Last year, we cancelled Noelle’s 3rd birthday party because she kept shaking her head, saying, “I don’t want to blow out my birthday cake. I don’t want everyone to watch me.” So we stooped down to her level, looked her in the eye, and asked if she wanted a birthday party. She shook her head no, and that was that. It wasn’t going to be a very big affair either way, but we wanted her to feel comfortable and at ease on her special day. She didn’t want any fanfare, so we obliged.
That is just one example of the introversion that has characterized Noelle since she was born. Not only is she introverted, but she is also incredibly sensitive, keen, and aware – I noticed this even at the tender age of 3 months. She is what can be described as an orchid child.
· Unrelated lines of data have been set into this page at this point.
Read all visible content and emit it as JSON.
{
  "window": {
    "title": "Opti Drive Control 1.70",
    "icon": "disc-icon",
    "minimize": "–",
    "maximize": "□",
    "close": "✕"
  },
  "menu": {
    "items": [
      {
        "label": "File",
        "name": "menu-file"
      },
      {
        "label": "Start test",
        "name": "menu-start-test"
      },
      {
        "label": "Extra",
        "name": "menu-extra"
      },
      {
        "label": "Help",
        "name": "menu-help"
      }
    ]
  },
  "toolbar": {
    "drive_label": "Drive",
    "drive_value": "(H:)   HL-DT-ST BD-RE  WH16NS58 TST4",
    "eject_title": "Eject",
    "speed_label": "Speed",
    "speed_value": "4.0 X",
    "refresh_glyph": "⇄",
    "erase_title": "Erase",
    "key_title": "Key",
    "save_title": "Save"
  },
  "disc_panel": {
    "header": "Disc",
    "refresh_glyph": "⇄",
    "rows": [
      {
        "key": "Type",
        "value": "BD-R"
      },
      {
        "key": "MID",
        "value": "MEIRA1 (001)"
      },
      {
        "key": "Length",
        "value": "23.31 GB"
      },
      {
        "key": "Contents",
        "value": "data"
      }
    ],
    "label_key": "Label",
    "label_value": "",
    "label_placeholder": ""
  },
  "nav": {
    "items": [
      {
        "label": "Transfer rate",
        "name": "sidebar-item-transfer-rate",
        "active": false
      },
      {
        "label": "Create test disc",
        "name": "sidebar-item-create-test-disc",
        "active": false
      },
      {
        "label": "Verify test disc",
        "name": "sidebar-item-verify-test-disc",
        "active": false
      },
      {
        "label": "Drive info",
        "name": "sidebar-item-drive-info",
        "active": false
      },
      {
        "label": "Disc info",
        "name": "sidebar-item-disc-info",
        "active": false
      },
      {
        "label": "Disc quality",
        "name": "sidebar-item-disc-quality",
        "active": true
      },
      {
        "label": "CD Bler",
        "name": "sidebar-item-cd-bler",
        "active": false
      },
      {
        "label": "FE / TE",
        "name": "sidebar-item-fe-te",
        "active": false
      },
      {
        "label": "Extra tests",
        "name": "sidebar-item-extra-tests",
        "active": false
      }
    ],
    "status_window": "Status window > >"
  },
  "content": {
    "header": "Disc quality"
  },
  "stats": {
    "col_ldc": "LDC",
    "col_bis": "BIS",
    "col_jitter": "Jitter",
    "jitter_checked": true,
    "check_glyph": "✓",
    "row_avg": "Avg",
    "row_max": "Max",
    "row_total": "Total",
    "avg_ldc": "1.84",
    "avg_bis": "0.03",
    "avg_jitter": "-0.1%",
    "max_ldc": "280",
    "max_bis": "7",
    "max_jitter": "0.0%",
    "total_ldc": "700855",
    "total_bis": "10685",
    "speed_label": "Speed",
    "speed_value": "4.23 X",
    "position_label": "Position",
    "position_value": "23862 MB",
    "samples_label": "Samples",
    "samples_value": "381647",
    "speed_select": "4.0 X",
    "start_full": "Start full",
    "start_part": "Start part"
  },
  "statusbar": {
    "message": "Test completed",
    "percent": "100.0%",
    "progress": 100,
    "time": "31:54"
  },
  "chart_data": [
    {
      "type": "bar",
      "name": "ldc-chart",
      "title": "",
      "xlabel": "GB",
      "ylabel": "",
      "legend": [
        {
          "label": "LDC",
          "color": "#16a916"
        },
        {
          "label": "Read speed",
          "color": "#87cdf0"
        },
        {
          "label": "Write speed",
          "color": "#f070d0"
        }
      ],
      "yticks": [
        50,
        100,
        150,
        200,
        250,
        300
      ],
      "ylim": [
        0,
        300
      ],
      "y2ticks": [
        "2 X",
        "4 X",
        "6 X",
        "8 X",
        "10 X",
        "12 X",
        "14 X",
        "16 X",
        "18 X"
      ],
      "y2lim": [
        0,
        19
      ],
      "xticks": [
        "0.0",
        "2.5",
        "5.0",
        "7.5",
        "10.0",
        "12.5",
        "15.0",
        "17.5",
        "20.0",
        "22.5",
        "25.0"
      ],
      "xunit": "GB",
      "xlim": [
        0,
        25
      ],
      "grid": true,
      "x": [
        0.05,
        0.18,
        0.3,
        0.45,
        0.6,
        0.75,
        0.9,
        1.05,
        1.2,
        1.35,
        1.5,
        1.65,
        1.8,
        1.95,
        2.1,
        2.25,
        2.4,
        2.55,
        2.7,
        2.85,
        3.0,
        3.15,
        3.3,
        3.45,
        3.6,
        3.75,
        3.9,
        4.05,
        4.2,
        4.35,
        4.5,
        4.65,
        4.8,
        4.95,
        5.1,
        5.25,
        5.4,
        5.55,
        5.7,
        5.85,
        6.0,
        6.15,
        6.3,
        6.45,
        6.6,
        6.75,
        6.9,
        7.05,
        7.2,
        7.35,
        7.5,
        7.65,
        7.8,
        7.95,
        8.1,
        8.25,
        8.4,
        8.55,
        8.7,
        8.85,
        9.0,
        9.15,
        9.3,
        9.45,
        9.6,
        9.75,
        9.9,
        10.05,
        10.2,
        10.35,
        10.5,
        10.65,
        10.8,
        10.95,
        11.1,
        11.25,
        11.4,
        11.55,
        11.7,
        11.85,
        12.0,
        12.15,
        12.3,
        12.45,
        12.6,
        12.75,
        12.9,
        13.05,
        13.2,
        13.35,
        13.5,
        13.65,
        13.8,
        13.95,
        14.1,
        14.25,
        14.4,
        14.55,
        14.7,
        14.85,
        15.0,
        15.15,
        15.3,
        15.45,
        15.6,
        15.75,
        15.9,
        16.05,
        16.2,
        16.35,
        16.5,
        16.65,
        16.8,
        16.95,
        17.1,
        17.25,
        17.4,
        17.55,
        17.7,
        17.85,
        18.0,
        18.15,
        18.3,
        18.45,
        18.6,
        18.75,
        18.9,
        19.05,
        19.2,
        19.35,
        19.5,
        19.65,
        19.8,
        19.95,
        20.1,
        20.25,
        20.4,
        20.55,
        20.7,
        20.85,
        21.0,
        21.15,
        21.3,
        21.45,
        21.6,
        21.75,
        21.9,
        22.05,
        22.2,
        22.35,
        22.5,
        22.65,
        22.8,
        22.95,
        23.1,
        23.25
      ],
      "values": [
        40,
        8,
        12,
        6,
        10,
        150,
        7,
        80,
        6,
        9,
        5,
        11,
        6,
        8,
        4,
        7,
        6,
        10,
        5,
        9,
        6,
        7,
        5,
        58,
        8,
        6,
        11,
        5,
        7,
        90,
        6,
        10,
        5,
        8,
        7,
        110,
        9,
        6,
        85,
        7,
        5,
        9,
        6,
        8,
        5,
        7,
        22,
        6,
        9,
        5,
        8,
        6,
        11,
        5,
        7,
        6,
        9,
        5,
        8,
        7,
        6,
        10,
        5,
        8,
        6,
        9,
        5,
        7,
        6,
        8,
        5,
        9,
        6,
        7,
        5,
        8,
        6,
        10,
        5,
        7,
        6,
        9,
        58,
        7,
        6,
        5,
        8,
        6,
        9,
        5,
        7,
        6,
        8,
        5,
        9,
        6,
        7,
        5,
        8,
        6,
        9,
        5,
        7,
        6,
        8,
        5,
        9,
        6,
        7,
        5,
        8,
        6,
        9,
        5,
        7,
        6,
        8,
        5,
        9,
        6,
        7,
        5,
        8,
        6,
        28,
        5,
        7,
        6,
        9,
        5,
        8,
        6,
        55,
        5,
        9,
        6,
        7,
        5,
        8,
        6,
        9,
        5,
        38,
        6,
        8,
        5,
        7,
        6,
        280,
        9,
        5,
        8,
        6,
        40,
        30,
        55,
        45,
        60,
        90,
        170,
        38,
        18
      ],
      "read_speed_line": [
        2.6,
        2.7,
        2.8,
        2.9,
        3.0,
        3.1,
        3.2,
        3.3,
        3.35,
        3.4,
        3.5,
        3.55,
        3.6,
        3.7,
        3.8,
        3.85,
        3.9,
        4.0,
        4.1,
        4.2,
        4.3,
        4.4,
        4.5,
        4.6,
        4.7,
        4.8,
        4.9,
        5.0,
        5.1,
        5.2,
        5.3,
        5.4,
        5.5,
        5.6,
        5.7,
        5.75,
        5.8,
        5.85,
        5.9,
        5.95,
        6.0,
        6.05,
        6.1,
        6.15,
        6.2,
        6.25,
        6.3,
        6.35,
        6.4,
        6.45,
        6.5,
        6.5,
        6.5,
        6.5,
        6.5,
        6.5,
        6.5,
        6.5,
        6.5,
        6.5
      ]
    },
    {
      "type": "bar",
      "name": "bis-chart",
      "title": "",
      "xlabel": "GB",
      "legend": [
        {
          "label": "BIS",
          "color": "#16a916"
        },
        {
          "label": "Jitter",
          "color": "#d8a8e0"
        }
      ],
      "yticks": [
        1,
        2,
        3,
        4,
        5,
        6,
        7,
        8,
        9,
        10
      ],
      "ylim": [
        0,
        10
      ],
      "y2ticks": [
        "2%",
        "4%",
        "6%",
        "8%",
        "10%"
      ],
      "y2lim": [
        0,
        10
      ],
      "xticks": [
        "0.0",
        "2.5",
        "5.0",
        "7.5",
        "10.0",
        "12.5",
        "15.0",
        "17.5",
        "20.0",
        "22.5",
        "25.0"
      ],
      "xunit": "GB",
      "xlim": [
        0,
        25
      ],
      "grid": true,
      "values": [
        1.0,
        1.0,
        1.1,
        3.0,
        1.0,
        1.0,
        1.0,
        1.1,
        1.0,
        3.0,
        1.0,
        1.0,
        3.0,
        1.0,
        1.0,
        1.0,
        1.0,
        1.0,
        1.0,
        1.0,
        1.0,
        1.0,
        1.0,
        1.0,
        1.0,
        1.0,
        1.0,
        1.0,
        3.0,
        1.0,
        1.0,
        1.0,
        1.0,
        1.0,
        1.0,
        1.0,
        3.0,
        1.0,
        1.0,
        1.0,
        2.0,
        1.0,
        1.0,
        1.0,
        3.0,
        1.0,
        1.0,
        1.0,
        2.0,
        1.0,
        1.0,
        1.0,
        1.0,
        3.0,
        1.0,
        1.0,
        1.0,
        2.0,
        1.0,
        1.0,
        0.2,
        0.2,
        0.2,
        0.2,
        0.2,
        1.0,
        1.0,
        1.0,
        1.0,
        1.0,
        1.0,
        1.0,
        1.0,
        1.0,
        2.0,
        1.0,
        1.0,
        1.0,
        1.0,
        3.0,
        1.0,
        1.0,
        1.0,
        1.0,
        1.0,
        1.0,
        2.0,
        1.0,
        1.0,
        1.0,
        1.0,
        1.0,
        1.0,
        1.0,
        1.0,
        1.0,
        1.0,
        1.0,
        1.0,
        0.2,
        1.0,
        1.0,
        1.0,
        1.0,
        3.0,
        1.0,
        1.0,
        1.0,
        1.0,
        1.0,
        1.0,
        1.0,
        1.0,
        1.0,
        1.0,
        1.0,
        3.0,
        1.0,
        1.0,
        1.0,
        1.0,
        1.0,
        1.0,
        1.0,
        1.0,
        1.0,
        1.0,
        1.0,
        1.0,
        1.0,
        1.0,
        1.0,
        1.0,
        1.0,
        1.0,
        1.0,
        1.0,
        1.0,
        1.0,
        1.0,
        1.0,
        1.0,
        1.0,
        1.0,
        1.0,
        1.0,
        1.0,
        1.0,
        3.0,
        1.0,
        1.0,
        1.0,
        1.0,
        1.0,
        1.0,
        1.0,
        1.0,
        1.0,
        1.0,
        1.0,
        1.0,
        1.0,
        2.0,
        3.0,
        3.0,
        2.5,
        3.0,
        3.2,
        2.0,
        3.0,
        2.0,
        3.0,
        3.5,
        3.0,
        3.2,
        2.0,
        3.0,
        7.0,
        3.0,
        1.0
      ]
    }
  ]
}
Orchid children, in contrast, are highly sensitive to their environment, especially to the quality of parenting they receive. If neglected, orchid children promptly wither—but if they are nurtured, they not only survive but flourish. In the authors’ poetic language, an orchid child becomes “a flower of unusual delicacy and beauty.” (source)
I especially love that sentence at the very end. It’s exactly how I see Noelle – as someone with unusual delicacy, thoughtfulness, and grace. I can just sit and stare at her for hours sometimes, observing her gentle, precise movements since she puts obvious thought into every move she makes.